Saint Georges et le dragon : deux dimensions de l’être humain
Par Leonardo Boff
Chaque religion, y compris le christianisme, comporte de nombreuses facettes. Elles sont centrées sur Dieu, et en même temps, elles élaborent des récits sur le drame paradoxal de l’humanité, qui donnent du sens, présentent une interprétation de la réalité, de l’Histoire et du monde.
La légende de Saint Georges et de son combat féroce contre le dragon, que j’ai racontée dans un article précédent [1], en est un exemple. Tout d’abord, le dragon était un dragon et par conséquent un serpent. Mais un serpent avec des ailes, une gueule énorme qui crache du feu et qui répand de la fumée et une odeur mortelle.
En Occident, le serpent représente le mal et le monde menaçant de l’ombre. En Orient, le serpent est un symbole positif, le symbole national de la Chine, le maître de l’eau et de la fertilité. Chez les Aztèques, le serpent ailé (Quezalcoatl) est un symbole positif de leur culture.
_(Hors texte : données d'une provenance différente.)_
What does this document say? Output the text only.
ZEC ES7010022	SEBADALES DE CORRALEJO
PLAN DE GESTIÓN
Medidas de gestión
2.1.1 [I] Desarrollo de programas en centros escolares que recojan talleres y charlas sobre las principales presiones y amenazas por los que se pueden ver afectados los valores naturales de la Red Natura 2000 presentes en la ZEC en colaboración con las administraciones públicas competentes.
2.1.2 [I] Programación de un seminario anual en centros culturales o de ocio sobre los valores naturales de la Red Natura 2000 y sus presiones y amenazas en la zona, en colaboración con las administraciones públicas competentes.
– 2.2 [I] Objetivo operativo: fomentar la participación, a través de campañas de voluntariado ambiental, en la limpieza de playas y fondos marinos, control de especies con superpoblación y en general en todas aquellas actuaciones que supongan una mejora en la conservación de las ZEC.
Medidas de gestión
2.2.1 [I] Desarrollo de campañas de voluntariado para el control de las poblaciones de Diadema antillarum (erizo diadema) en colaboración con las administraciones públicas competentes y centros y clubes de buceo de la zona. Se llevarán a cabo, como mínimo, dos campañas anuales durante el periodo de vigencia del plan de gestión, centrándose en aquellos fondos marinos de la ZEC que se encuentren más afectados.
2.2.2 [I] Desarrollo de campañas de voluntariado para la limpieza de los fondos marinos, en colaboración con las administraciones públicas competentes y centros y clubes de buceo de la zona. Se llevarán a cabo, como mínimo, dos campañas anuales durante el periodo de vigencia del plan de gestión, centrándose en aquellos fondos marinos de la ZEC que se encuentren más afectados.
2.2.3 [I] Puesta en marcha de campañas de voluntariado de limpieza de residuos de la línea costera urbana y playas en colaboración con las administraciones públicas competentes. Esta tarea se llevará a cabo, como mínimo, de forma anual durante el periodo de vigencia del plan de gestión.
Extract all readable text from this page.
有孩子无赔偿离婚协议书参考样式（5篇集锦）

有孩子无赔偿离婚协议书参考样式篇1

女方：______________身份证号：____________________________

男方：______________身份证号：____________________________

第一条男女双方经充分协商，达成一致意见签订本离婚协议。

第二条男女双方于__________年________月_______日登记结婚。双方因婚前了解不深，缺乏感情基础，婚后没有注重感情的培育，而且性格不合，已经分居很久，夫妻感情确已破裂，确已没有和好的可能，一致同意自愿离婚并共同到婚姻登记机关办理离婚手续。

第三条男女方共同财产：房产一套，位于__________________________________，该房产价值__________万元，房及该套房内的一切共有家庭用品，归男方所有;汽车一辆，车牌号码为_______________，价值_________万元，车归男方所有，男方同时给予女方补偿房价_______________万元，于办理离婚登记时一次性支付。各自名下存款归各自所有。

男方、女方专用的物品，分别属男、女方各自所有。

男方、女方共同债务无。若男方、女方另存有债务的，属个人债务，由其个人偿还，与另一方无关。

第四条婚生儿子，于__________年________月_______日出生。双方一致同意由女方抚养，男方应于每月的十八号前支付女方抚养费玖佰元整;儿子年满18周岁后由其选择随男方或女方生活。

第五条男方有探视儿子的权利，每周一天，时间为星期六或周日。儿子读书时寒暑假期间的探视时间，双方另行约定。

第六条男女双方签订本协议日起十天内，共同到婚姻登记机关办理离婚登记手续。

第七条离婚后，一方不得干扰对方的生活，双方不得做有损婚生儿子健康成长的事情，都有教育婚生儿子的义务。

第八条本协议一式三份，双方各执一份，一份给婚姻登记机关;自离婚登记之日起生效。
Pour nous occidentaux, le dragon est toujours quelque chose de terrible et représente les menaces pour la vie et les dures difficultés de la survie. Les pauvres disent : « il faut que je tue chaque jour un dragon, telle est la lutte pour la survie. »
Mais le dragon, comme le montre la tradition psychanalytique de C.G. Jung, avec Erich Neumann, James Hillmann, Etienne Perrot entre autres, représente un des archétypes (éléments structurels de l’inconscient collectif ou images fondamentales qui structurent la psyché) les plus ancestraux et les plus transculturels de l’humanité
Et avec le dragon est toujours représenté le chevalier héroïque, dans une lutte féroce. Que signifient ces deux figures ? En suivant les catégories de CG Jung et de ses élèves, notamment Erich Neumann qui a particulièrement étudié cet archétype. (História da origem da consciência, Cultrix 1990), ainsi que la psychothérapie existentielle humaniste de Kirk J. Schneider (O eu paradoxal, Vozes 1993), nous pouvons essayer de comprendre ce qu’il y a derrière cette rencontre. Elle nous enseigne quelque chose et nous interpelle.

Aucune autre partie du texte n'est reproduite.